3. Wie die anderen Türme diente auch der Erlöserturm ursprünglich der Verteidigung. Er war eine Festung in der Festung. Wenn der Feind die ersten Mauern überwunden hatte und nun durch die Tore des Turms ins Innere des Kremls vordringen wollte, schlossen sich diese und der Feind saß fest. Die mehrstufige Bauweise, Katakomben und zahllose Schlupflöcher erlaubten es, vom Erlöserturm aus auch die anderen Türme zu verteidigen. Im 17. Jahrhundert, zur Zeit der Wirren, diente er auch als Gefängnis. 

4. Einer Legende nach wagte es Napoleon 1812, nach der Eroberung Moskaus, das Tor des Erlöserturms entgegen der Tradition mit seinem berühmten Dreispitz auf dem Kopf zu durchschreiten. Eine Windböe erfasste den Hut. Das sollte ein schlechtes Omen sein, wie sich später bewahrheitete. Als die Franzosen den Rückzug aus Moskau antraten, befahl Napoleon, den Erlöserturm zu sprengen. Doch die Don Kosaken waren rechtzeitig zur Stelle und löschten die bereits brennenden Lunten. 

>>> Warum Napoleon den Kreml nicht in die Luft sprengen konnte

5. Der Turm war früher deutlich niedriger. Ab 1625 wuchs er durch verschiedene Erweiterungen, die mit dem Bau eines mehrstufigen Daches ihren Anfang nahmen, in die Höhe. Architekt war der Russe Baschen Ogurzow. Der Engländer Christopher Galloway entwarf zur gleichen Zeit die erste Uhr des Turms. 
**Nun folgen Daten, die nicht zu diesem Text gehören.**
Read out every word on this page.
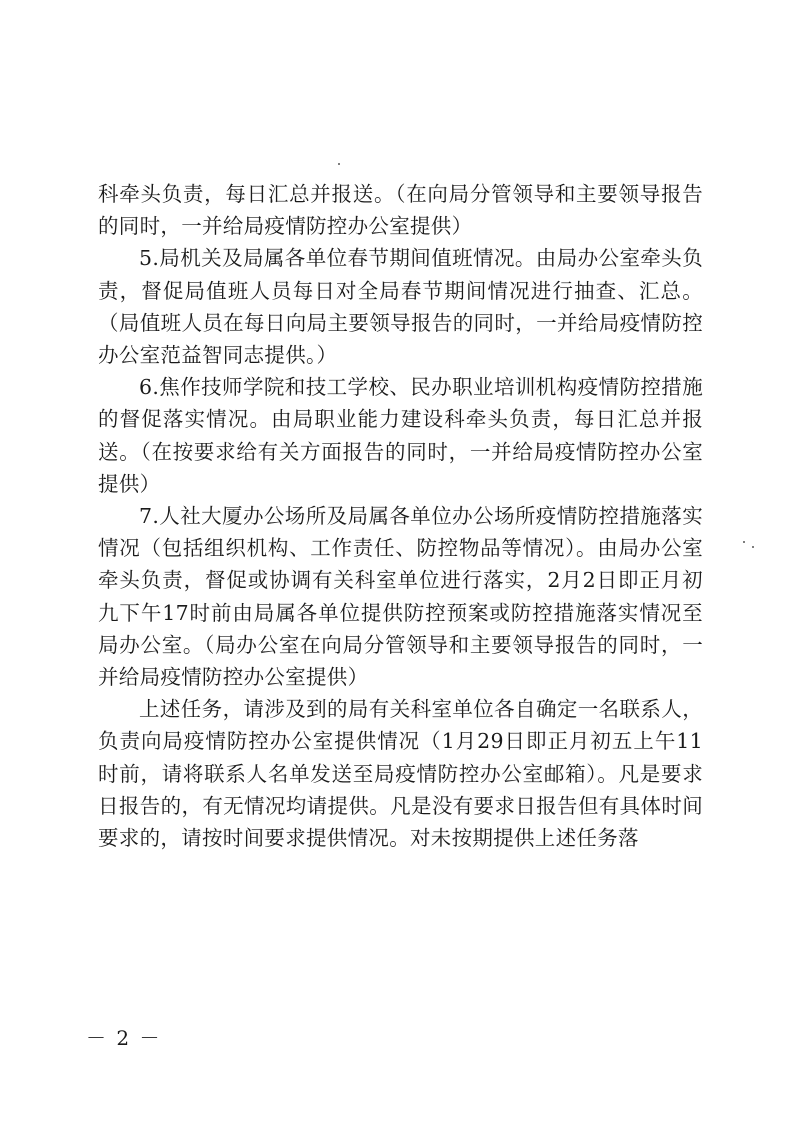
科牵头负责，每日汇总并报送。（在向局分管领导和主要领导报告的同时，一并给局疫情防控办公室提供）

5.局机关及局属各单位春节期间值班情况。由局办公室牵头负责，督促局值班人员每日对全局春节期间情况进行抽查、汇总。（局值班人员在每日向局主要领导报告的同时，一并给局疫情防控办公室范益智同志提供。）

6.焦作技师学院和技工学校、民办职业培训机构疫情防控措施的督促落实情况。由局职业能力建设科牵头负责，每日汇总并报送。（在按要求给有关方面报告的同时，一并给局疫情防控办公室提供）

7.人社大厦办公场所及局属各单位办公场所疫情防控措施落实情况（包括组织机构、工作责任、防控物品等情况）。由局办公室牵头负责，督促或协调有关科室单位进行落实，2月2日即正月初九下午17时前由局属各单位提供防控预案或防控措施落实情况至局办公室。（局办公室在向局分管领导和主要领导报告的同时，一并给局疫情防控办公室提供）

上述任务，请涉及到的局有关科室单位各自确定一名联系人，负责向局疫情防控办公室提供情况（1月29日即正月初五上午11时前，请将联系人名单发送至局疫情防控办公室邮箱）。凡是要求日报告的，有无情况均请提供。凡是没有要求日报告但有具体时间要求的，请按时间要求提供情况。对未按期提供上述任务落

－ 2 －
Gekrönt wurde der Turm mit dem Doppeladler, dem Wappen des Russischen Reiches. Dieser wurde 1935 durch den rubinroten Stern ersetzt. Mit Stern ist der Turm 71 Meter hoch. Er hat zehn Stockwerke. 
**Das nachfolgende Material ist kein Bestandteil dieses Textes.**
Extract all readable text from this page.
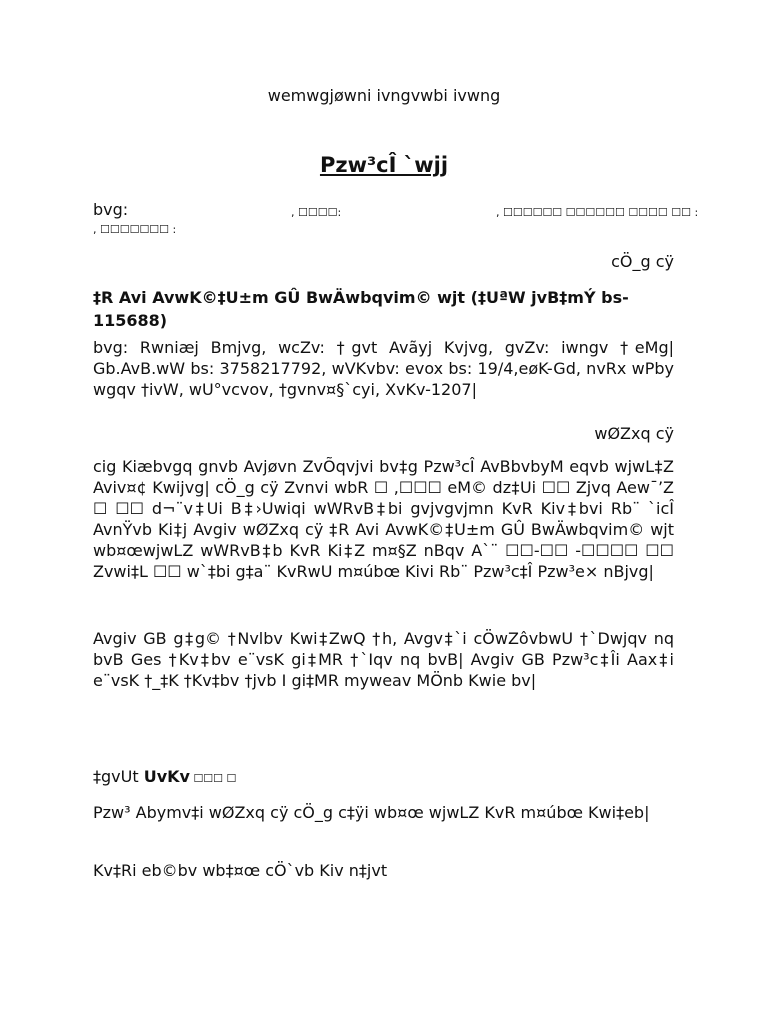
wemwgjøwni ivngvwbi ivwng
Pzw³cÎ `wjj
bvg:	, ☐☐☐☐:	, ☐☐☐☐☐☐ ☐☐☐☐☐☐ ☐☐☐☐ ☐☐ :
, ☐☐☐☐☐☐☐ :
cÖ_g cÿ
‡R Avi AvwK©‡U±m GÛ BwÄwbqvim© wjt (‡UªW jvB‡mÝ bs- 115688)
bvg: Rwniæj Bmjvg, wcZv: †gvt Avãyj Kvjvg, gvZv: iwngv †eMg| Gb.AvB.wW bs: 3758217792, wVKvbv: evox bs: 19/4,eøK-Gd, nvRx wPby wgqv †ivW, wU°vcvov, †gvnv¤§`cyi, XvKv-1207|
wØZxq cÿ
cig Kiæbvgq gnvb Avjøvn ZvÕqvjvi bv‡g Pzw³cÎ AvBbvbyM eqvb wjwL‡Z Aviv¤¢ Kwijvg| cÖ_g cÿ Zvnvi wbR ☐ ,☐☐☐ eM© dz‡Ui ☐☐ Zjvq Aew¯’Z ☐ ☐☐ d¬¨v‡Ui B‡›Uwiqi wWRvB‡bi gvjvgvjmn KvR Kiv‡bvi Rb¨ `icÎ AvnŸvb Ki‡j Avgiv wØZxq cÿ ‡R Avi AvwK©‡U±m GÛ BwÄwbqvim© wjt wb¤œwjwLZ wWRvB‡b KvR Ki‡Z m¤§Z nBqv A`¨ ☐☐-☐☐ -☐☐☐☐ ☐☐ Zvwi‡L ☐☐ w`‡bi g‡a¨ KvRwU m¤úbœ Kivi Rb¨ Pzw³c‡Î Pzw³e× nBjvg|
Avgiv GB g‡g© †Nvlbv Kwi‡ZwQ †h, Avgv‡`i cÖwZôvbwU †`Dwjqv nq bvB Ges †Kv‡bv e¨vsK gi‡MR †`Iqv nq bvB| Avgiv GB Pzw³c‡Îi Aax‡i e¨vsK †_‡K †Kv‡bv †jvb I gi‡MR myweav MÖnb Kwie bv|
‡gvUt UvKv ☐☐☐ ☐
Pzw³ Abymv‡i wØZxq cÿ cÖ_g c‡ÿi wb¤œ wjwLZ KvR m¤úbœ Kwi‡eb|
Kv‡Ri eb©bv wb‡¤œ cÖ`vb Kiv n‡jvt
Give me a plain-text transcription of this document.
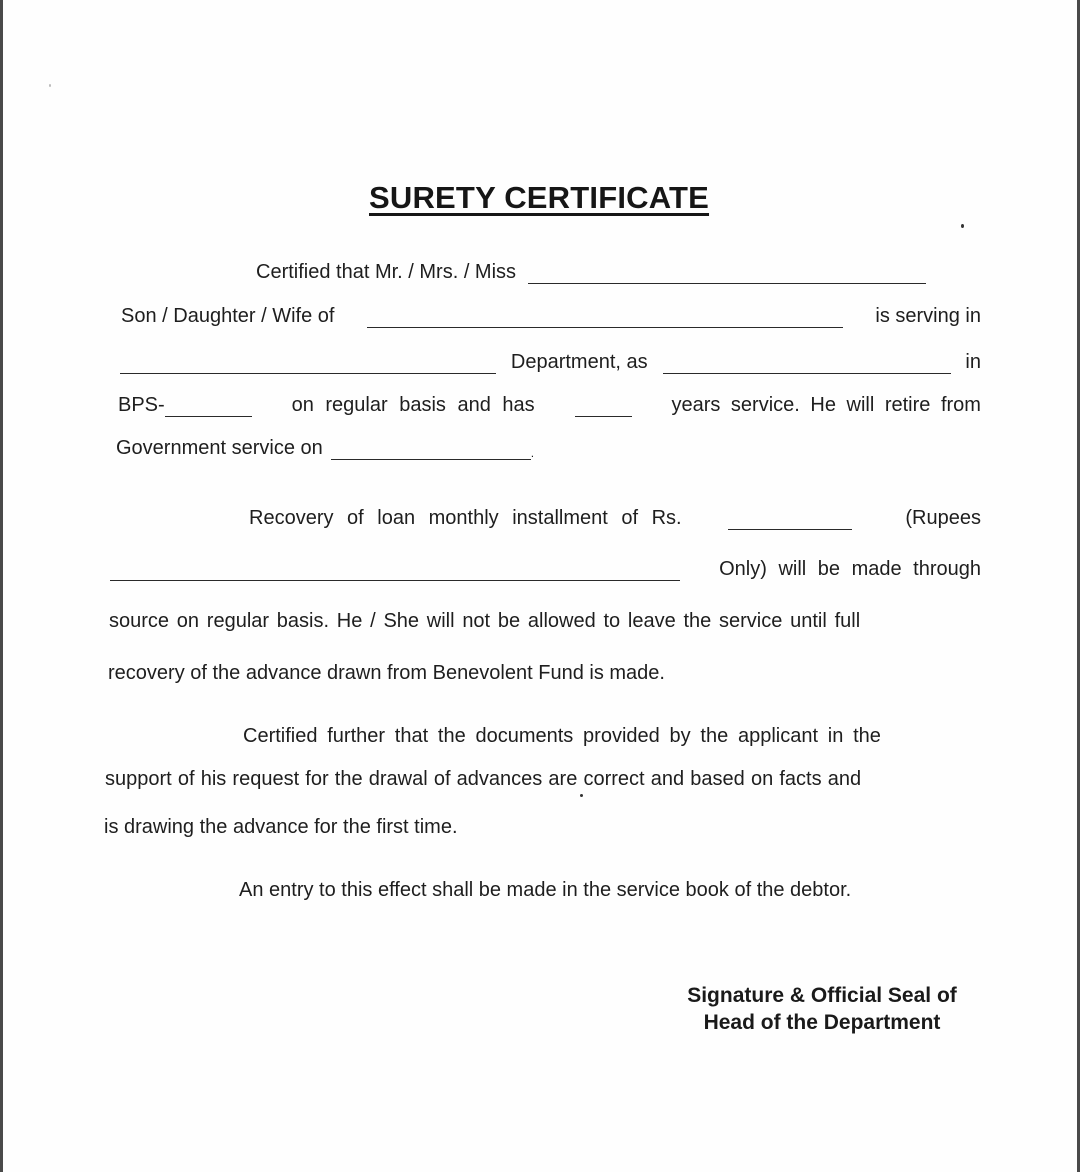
SURETY CERTIFICATE
Certified that Mr. / Mrs. / Miss
Son / Daughter / Wife of	is serving in
Department, as	in
BPS-	on regular basis and has	years service. He will retire from
Government service on	.
Recovery of loan monthly installment of Rs.	(Rupees
Only) will be made through
source on regular basis. He / She will not be allowed to leave the service until full
recovery of the advance drawn from Benevolent Fund is made.
Certified further that the documents provided by the applicant in the
support of his request for the drawal of advances are correct and based on facts and
is drawing the advance for the first time.
An entry to this effect shall be made in the service book of the debtor.
Signature & Official Seal of
Head of the Department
6. Der Erlöserturm und seine Uhr sind nicht nur ein Wahrzeichen des Moskauer Kremls. Auch bei den Feierlichkeiten zu Neujahr spielt er eine entscheidende Rolle. Erst, wenn die Uhr am Erlöserturm Mitternacht zeigt, beginnt für die Russen das neue Jahr. 

Die erste Uhr erhielt der Turm im 15. Jahrhundert. Spätere Modelle spielten von „Oh, Du lieber Augustin“ bis zur Internationale verschiedene Melodien. Von 1938 bis 1996 blieb die Uhr stumm. Heute hat sie neben der russischen Nationalhymne den Finalchor aus Glinkas Oper „Ein Leben für den Zaren“ im Repertoire. 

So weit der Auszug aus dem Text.